Japan chooses Hiroshima as 2023 G7 summit host city

Yomiuri Shimbun file photo
The Hiroshima Peace Memorial Park in Hiroshima

Hiroshima is the planned host city for next year’s Group of Seven summit, Prime Minister Fumio Kishida announced during a joint press conference with U.S. President Joe Biden in Tokyo on Monday.

“As the prime minister of the only nation that was a victim of atomic bombing, there is no better place to demonstrate our commitment to peace than Hiroshima,” Kishida said. “We would like to confirm our unity in defending peace, the international order and our common values.”

According to Kishida, he briefed Biden on the plan during their summit and the U.S. leader backed the idea.

Russia’s ongoing invasion of Ukraine has raised the possibility that Moscow could at some point opt to use nuclear weapons.

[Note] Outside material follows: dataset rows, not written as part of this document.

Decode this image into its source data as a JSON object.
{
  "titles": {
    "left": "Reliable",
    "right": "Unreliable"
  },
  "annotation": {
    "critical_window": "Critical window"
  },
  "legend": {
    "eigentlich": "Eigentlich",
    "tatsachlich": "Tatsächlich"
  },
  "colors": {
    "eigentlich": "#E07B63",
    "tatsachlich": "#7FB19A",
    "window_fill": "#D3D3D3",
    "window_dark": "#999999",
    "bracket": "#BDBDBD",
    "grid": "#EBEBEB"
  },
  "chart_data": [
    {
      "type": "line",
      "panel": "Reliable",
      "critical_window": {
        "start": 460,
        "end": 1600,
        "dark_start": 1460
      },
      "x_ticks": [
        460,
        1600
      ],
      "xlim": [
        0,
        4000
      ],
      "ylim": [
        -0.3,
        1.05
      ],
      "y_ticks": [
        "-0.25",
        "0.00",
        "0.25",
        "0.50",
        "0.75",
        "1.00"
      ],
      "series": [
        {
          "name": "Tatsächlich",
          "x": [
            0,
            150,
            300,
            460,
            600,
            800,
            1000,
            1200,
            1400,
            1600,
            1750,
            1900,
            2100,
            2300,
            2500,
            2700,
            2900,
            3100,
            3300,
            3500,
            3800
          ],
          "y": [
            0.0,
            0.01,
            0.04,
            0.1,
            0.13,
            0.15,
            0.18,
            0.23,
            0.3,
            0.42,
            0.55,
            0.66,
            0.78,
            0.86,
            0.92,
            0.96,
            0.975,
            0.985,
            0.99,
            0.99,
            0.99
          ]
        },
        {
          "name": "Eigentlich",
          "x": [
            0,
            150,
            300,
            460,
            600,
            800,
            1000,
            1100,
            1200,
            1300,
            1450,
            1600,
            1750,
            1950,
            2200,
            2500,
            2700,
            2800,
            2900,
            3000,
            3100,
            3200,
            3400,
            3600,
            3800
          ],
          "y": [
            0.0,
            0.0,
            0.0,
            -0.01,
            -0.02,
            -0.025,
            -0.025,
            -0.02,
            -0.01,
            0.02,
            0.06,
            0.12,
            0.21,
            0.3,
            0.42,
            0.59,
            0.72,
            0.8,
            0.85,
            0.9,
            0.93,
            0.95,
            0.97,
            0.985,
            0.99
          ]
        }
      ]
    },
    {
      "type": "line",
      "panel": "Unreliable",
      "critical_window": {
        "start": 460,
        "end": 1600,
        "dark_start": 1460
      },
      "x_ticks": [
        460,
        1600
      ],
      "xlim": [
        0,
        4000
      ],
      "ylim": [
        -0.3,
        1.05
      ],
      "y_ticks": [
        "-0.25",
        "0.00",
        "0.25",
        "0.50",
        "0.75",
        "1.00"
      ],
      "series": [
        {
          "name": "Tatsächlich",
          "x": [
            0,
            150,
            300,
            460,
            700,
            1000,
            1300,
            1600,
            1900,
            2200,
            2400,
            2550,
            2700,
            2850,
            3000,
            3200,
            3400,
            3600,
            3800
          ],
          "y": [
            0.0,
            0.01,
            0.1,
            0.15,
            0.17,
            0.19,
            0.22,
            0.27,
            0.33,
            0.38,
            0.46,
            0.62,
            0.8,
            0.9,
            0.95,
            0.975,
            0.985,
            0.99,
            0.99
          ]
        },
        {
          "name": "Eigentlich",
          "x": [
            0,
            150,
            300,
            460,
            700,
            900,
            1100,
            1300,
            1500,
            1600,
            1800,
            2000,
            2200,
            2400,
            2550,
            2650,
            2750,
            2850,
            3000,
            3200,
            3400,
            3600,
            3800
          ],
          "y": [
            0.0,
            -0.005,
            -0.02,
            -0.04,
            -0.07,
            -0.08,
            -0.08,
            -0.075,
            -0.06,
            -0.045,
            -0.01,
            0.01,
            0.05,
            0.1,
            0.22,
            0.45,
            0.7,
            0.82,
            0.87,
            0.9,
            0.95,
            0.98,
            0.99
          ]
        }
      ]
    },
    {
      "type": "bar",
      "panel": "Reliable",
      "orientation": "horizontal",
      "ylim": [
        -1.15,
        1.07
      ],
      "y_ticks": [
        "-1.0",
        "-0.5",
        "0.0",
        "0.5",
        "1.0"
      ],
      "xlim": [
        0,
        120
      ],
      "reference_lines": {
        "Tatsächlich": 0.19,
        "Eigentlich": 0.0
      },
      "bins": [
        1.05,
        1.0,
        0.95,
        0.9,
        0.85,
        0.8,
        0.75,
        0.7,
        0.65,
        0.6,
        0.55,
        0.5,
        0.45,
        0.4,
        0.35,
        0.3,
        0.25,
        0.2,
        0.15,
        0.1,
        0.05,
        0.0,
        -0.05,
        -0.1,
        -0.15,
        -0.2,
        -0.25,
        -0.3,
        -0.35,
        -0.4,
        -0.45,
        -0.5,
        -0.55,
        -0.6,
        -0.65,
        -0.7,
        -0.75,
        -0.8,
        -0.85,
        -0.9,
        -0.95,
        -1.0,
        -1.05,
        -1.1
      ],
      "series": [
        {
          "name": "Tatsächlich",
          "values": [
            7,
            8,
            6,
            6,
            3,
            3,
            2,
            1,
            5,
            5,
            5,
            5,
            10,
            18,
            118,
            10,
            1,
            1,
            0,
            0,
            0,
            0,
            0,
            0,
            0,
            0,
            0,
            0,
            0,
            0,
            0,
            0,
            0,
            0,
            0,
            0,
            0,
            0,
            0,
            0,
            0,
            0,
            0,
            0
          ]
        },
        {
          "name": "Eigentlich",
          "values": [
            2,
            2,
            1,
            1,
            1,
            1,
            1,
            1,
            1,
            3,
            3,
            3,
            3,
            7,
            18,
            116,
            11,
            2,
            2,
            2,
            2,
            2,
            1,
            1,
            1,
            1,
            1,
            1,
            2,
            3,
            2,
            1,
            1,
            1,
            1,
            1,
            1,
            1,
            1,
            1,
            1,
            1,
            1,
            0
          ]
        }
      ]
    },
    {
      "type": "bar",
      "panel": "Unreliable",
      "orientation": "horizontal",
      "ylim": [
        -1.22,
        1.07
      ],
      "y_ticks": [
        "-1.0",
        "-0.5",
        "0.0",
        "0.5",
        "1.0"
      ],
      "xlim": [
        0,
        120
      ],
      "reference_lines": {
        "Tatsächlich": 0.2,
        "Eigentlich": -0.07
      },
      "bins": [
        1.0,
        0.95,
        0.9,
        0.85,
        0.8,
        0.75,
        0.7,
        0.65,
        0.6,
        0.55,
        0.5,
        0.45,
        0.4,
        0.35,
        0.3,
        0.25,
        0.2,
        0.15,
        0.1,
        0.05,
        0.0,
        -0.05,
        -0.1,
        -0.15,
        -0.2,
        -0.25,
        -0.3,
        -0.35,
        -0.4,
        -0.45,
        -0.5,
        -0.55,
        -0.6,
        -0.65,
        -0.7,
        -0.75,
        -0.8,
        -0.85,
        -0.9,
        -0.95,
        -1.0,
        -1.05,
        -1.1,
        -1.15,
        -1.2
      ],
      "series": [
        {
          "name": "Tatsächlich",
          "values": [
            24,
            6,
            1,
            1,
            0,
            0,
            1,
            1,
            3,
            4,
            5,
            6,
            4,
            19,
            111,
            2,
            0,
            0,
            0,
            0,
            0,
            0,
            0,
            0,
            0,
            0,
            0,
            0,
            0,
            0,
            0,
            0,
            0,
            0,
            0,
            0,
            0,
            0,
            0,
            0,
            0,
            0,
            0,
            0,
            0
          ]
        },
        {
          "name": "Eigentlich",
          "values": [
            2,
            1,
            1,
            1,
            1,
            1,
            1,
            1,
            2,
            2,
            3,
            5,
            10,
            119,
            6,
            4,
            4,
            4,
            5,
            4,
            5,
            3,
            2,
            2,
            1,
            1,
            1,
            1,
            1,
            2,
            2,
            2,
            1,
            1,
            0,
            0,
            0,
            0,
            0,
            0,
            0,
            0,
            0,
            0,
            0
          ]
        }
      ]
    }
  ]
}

By holding the summit in Hiroshima, over which the United States dropped an atomic bomb on Aug. 6, 1945, during World War II, Japan hopes that its calls for denuclearization will take on extra resonance.

Kishida, who was elected from a constituency in Hiroshima, says his lifework is to realize “a world free of nuclear weapons.”

The summit will come after the Review Conference of the Parties to the Treaty on the Non-Proliferation of Nuclear Weapons (NPT), slated to be held in New York in August this year. The Kishida administration believes that hosting the G7 conference in Hiroshima will help build momentum toward denuclearization.